- Born: April 5, 1893 United States
- Died: August 1976 (aged 83) United States

= Lois de Lafayette Washburn =

American fascist (1893–1976)

Lois de Lafayette Washburn (April 5, 1893 – 1976) was an American fascist and the founder of antisemitic groups in Chicago and Tacoma, Washington. She signed her letters "T.N.T."

==Early life==
She claimed to be a descendant of General Lafayette, the French aide to George Washington.

==Political career==
She founded antisemitic groups in Chicago and Tacoma, Washington.
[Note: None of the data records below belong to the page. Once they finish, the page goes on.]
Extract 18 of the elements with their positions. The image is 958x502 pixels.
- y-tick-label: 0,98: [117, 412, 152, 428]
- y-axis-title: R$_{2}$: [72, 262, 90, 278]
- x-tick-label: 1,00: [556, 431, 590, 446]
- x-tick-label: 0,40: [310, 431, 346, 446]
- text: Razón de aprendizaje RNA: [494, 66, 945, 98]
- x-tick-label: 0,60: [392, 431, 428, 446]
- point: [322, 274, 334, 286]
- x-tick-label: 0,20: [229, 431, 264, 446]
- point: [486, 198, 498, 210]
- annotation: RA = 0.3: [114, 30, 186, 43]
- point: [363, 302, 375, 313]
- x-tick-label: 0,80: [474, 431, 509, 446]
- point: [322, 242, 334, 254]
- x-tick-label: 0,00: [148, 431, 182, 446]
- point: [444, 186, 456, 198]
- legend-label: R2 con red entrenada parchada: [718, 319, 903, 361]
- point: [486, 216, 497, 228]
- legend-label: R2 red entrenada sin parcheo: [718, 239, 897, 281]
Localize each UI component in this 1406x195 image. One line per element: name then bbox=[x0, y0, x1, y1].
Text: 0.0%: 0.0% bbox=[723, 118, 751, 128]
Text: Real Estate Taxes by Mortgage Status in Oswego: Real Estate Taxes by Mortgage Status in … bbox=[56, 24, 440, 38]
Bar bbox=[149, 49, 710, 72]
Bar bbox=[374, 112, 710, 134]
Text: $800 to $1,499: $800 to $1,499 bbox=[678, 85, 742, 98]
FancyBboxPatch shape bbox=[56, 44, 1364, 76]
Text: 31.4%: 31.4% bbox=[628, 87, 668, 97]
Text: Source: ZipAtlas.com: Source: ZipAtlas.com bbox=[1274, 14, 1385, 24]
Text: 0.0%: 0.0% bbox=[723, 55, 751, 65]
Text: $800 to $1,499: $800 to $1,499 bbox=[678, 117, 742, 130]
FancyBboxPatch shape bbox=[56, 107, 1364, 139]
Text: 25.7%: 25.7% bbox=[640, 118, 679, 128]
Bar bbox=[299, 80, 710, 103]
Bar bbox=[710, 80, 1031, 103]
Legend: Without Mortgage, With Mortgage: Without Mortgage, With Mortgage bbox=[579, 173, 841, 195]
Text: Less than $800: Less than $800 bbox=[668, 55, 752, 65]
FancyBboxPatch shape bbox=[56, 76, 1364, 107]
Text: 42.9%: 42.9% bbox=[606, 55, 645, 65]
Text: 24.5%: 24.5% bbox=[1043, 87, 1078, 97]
She also acted as the executive secretary of Donald Shea's National Gentile League.

In 1936 she founded the Crusaders for Economic Liberty in Chicago with George W. Christians. She also helped establish the American Gentile Protective Association of Chicago.

In a letter to a friend she observed that, "First it is necessary to drag these brigand Jews by the hair of the head … and place them before a firing squad, since death is the penalty for high treason. Then we will proceed to set up William Dudley Pelley's Christian Commonwealth".

While on trial with seditionists in 1944 during the Brown Scare, she gave a Nazi salute from the court steps. She appeared at one hearing in her nightie, claiming the jail guards had deliberately stolen her clothes. She made political statements and laughed at inappropriate moments.